Ci sarà riuscito? Scopritelo in questa recensione che analizza gli elementi di trama, cast, regia e musiche.
- Trama: come in tutti i manga che si rispettino, il protagonista, Haruo Yaguchi, è il classico ragazzino delle elementari, emarginato sociale senza infamia né lode, trascurato nelle attività relazionali e dalla media voti talmente bassa che farebbe impallidire i ripetenti di ogni ITC d’Italia. Il suo (unico) punto forte è un talento impareggiabile per i videogiochi, in particolar modo i picchiaduro come Street Fighter II, con cui ha un rapporto d’amore quasi simbiotico (tanto che il suo spirito guida è Guile). Tutta questa idilliaca oasi da sfigato si interrompe quando viene battuto sul suo stesso terreno da Akira Oono, ragazza della sua classe che ne è la nemesi perfetta: ricca, bella, popolare, intelligente, elegante. Nel corso degli episodi (che si snodano nella prima metà più con la cadenza di uno slice of life che con una trama vera e propria), assistiamo a una rapsodia di episodi separati che via via raggiungono un climax di intensificazione dei rapporti tra i due verso un sentimento più complesso. La comparsa del personaggio di Hidaka aggiunge alla liaison in boccio quel tocco di triangolo che viene dalla classica situazione di maschio-imbecille-conteso-tra-due-ragazze-senza-che-se-ne-renda-conto, ma l’ampia presenza di tempi morti e l’attesa delle parti videogiocate più di quelle recitate rende la fruizione abbastanza lenta, e i colpi di scena a intervalli di qualche episodio non riescono a risollevare il generale piattume dato dall’imbarazzo di personaggi che, a momenti, non sanno neanche loro cosa dire. Voto: 6.

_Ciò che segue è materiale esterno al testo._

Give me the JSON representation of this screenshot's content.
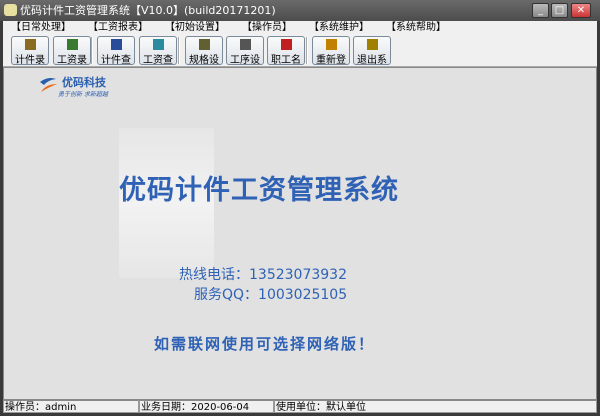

- Cast: ora, capisco che si voglia mostrare la crescita di ragazzi delle elementari fino agli anni del liceo, ma su tre protagonisti (Haruo, Akira e Hidaka) non mi puoi fare il primo con le capacità di concentrazione videoludica di un cyborg che si rivela essere un totano nel capire che una ragazza sta vicina a te in sala giochi, a te, anello di congiunzione tra l’ameba e l’infisso, perché le piaci, e la seconda che non dice una parola che sia UNA per tutta la serie (e non mi si venga a dire che è per l’introspezione psicologica, perché a una certa una che non spiccica parola fino alle superiori fa sorgere domande a cui solo uno psichiatra e un logopedista possono rispondere). Se non altro Hidaka, nella sua spasmodica ricerca di far colpo sull’imbecille più amato dalle giapponesi, arriva a uno sviluppo personale e una ricerca (a tratti, accettazione) del suo essere una ruota di scorta, pur ponendosi in tentativo di rivalsa a più riprese riscoprendo, come una novella Hinata narutesca, una spina dorsale e un suo personalissimo spirito di evoluzione del personaggio. Voto: 6, ma solo per Hidaka.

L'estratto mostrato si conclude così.